Because we own a tree service,we closely monitor any type of hurricane activity.Our livelyhood almost depends on it.However we are growing very concerned of what may lurk on the horizon.The storms that have manifested in the last few years across the nation,are nothing short of ominous.But we on the east coast have not had a serious hurricane in 7 years(2004).I fear what may be headed our way soon.Owning a tree service is nice when a hurricane hits,but it's futile if you have no home,truck,or worse....life.Needless to say,please be careful Chris.


----------



## glondor (May 23, 2011)

My wifes home town of Deltaville Virginia got hit really hard last month and a huge part of the town destroyed by tornado's. Amazingly there were no casualties at all. 

Even up here in Canada, building contractors are recommending home owners replace all rain gutters on homes with 5 or 6 inch gutters due to the increase in violent storm activity just to handle the much heavier rains. 

The general trend here is for storms more like we experienced as kids. I remember many a green sky and lots of Hail from back in the 60's and early 70's. We have been back in Canada for 16 years and have not seen a storm yet like there was once or twice a summer back then. 

My best advice for this year is to pay attention to the weather and have a safe shelter.


----------



## qst42know (May 23, 2011)

I was going to ask if you were in that mess when I got home from work. Glad to hear from you.


----------



## samuel-a (May 23, 2011)

Glad to hear you are OK.

Over here, tornadoes are only on 'storm chasers'


----------



## aflacglobal (May 24, 2011)

Things are still not back to normal here around Birmingham, Al from the tornados a couple of weeks ago. My house was missed by just a couple of miles. You wouldn't believe the destruction. I volunteered some last week and some of the stories just broke my heart and made me feel thankful for what little bit i do have.


----------



## Juan Manuel Arcos Frank (May 24, 2011)

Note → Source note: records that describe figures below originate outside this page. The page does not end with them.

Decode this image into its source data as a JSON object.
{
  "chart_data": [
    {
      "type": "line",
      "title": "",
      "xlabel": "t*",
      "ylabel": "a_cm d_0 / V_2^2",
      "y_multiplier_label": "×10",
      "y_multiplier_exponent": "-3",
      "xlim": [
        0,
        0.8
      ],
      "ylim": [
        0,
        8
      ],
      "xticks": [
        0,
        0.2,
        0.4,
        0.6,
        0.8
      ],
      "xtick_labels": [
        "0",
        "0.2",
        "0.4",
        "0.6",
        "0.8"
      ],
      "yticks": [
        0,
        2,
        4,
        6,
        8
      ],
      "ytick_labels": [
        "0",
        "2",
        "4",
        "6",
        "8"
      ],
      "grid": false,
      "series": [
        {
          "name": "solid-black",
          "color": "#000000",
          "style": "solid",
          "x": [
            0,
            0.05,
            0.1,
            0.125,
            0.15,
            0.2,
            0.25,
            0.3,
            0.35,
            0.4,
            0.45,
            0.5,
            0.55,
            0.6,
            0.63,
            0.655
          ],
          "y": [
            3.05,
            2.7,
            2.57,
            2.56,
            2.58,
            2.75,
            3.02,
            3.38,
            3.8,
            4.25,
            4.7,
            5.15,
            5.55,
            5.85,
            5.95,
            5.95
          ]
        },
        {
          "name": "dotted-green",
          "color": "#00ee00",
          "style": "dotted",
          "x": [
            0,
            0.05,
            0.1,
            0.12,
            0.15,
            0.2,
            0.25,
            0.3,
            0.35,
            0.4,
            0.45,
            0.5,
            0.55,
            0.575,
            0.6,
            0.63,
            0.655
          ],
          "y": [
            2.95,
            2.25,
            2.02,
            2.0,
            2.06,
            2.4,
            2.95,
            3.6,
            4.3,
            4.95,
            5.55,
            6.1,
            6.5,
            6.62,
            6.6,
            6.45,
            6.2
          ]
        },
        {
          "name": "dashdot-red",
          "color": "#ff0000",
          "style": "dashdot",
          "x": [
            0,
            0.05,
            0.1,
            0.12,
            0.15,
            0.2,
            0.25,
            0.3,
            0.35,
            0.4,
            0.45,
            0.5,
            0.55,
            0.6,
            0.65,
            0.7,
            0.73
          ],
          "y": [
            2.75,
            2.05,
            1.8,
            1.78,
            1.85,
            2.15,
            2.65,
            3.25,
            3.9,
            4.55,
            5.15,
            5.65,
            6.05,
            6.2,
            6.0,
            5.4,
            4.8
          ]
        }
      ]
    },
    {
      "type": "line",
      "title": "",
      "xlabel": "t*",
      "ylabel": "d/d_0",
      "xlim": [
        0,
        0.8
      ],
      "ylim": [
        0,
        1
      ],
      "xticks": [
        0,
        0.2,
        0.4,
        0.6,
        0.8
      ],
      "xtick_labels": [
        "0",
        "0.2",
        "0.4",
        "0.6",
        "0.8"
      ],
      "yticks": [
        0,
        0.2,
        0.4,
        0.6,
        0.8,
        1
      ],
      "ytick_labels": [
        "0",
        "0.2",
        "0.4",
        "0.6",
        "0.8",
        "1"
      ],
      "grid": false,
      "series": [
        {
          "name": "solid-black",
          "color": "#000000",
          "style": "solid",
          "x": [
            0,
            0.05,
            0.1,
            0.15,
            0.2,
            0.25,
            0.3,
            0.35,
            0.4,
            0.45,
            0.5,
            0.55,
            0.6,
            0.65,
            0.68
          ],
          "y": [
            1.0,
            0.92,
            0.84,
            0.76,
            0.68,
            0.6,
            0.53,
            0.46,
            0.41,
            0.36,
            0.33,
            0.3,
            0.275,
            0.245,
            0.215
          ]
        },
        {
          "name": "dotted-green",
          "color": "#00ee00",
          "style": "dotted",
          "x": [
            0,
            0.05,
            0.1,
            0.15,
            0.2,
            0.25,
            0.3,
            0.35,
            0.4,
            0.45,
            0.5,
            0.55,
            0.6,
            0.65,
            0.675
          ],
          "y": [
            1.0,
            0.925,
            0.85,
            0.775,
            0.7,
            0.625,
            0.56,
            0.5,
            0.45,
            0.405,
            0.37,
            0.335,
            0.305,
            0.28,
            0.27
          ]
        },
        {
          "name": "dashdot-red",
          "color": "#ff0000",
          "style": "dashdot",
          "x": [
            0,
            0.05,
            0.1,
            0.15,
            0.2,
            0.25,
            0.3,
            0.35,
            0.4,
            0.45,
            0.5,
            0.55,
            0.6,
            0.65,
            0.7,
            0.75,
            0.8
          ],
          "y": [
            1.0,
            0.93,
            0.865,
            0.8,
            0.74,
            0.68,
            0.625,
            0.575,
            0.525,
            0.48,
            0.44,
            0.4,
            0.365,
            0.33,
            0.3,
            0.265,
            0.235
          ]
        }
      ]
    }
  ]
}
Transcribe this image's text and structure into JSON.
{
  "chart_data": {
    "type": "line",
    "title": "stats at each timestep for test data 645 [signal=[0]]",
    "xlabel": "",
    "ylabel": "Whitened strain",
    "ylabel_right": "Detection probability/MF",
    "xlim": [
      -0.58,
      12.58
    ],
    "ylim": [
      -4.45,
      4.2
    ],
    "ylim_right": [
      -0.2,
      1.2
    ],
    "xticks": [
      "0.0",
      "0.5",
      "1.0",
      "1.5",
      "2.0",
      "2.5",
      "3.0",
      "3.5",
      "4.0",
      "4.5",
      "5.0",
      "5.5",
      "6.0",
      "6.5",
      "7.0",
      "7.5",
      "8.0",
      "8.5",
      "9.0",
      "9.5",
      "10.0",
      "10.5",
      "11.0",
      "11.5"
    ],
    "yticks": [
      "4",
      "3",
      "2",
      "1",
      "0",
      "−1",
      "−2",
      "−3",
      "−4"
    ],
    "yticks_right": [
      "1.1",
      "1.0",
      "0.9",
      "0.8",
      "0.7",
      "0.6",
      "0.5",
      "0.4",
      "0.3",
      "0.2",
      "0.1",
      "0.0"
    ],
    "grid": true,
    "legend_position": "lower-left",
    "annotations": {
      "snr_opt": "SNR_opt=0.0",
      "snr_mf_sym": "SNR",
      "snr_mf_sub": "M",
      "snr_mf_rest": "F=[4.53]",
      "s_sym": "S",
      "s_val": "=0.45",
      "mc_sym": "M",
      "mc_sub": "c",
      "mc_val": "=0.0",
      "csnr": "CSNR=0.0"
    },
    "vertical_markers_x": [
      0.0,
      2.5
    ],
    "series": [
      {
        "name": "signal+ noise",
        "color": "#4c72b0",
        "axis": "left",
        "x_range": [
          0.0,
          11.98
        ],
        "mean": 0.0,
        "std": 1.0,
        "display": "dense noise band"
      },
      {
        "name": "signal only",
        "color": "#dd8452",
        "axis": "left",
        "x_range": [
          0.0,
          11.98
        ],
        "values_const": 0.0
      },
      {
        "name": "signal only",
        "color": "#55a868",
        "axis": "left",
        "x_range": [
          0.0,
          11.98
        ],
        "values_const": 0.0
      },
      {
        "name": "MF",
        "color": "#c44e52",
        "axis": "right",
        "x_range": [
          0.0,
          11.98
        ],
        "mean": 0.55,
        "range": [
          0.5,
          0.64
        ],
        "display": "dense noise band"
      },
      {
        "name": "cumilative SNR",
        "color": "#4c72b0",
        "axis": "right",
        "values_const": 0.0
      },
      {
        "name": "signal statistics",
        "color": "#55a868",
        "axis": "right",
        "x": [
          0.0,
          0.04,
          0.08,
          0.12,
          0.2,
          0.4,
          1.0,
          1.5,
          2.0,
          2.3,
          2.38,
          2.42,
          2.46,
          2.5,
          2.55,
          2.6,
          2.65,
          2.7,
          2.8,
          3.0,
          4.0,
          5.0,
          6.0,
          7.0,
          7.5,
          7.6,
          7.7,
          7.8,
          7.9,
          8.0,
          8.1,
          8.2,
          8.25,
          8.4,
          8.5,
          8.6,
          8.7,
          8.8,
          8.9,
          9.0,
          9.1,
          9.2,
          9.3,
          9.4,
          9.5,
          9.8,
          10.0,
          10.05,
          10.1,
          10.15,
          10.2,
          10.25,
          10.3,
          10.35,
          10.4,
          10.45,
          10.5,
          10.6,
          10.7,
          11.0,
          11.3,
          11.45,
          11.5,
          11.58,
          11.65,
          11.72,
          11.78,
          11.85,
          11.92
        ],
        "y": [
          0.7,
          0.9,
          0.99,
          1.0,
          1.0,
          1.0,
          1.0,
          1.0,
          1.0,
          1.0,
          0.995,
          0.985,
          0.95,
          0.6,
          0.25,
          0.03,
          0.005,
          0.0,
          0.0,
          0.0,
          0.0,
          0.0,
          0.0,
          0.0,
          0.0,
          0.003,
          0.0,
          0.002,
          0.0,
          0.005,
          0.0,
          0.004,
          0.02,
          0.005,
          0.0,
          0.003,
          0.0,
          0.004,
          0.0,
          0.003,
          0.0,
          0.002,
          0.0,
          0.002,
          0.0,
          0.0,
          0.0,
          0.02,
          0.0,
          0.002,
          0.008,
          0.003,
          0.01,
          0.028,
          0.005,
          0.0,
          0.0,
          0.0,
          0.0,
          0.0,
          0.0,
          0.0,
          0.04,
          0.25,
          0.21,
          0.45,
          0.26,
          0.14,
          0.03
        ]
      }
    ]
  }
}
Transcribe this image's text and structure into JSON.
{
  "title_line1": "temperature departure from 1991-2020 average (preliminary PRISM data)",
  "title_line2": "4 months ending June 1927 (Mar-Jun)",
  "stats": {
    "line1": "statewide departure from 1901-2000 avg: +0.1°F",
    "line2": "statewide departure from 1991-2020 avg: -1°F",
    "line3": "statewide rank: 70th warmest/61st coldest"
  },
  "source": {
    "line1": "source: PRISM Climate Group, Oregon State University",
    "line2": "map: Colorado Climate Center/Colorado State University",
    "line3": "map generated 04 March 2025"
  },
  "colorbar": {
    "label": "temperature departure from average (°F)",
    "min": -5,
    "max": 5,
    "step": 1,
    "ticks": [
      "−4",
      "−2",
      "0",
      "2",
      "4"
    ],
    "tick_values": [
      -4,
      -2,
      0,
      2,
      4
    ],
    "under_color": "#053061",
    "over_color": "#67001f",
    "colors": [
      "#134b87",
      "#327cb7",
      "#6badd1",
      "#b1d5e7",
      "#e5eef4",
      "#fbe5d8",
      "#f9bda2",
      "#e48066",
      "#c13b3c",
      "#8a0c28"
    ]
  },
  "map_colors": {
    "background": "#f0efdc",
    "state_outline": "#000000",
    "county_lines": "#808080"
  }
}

GSP,are you OK?...I saw in TV about the tornado in MO.


----------



## stihl88 (May 24, 2011)

Yeah wondering the same thing here... I just saw the news this morning.
Our best wishes are with you guys.


----------



## goldsilverpro (May 26, 2011)

Thanks, guys. All we've gotten in Nevada, MO so far is a lot of rain and scary looking skies.


----------



## dtectr (May 26, 2011)

One of my buddies is a newlywed & his wife is from Joplin. I texted him about his in-laws & said that they were _inside_ the Walmart when it all went down, but are both OK. Very fortunate, because others around were not.
edit:clarification


----------